Holomorphic function mapping a set onto a straight line

I wonder if this is correct: there is a holomorphic function on an open connected subset $G$ of $\mathbb{C}$ which maps $G$ onto a subset of a straight line, and I have to show that the function is constant.

I thought I can suppose that the straight line is the real axis (otherwise I can find a rotation and a traslation that will do so) and so using the Cauchy-Riemann equations I find that the function is constant since its imaginary part is zero. Is that correct? Thank you


See the Open mapping theorem: the image of an open set in a non-constant holomorphic function is open. No non-empty subset of a line is open, so if the image is contained in a line, the function must be constant.

That said, proving the open mapping theorem may depend on already having results like the one you ask for.
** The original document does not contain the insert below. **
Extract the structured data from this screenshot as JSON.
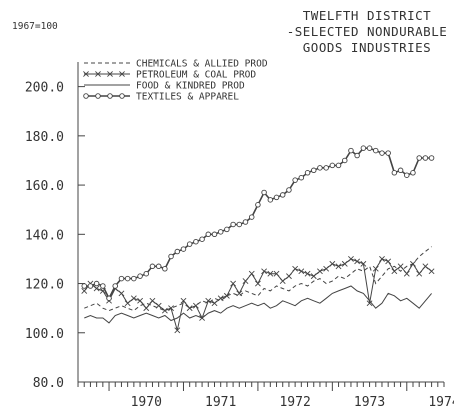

In that case your approach is fine.

Here's an informal way of looking at it: pick a point $z$ in the domain of $f$ and reason that sufficiently close to $z$, $f$ is well-approximated by multiplication by $f^\prime(z)$, which is a scale and/or rotation of the complex plane. Hence there must be some direction you can go from $z$ such that $f(z)$ moves away from the line, unless $f^\prime(z)$ is $0$. So if you always stay within a line, $f^\prime(z)$ must always be $0$, i.e. $f$ must be constant. This approach uses no heavy machinery, just basic facts about the derivative.


The open mapping theorem says that any nonconstant analytic function is an open map. A map taking an open subset of the plane into a line cannot be open; therefore, it is constant.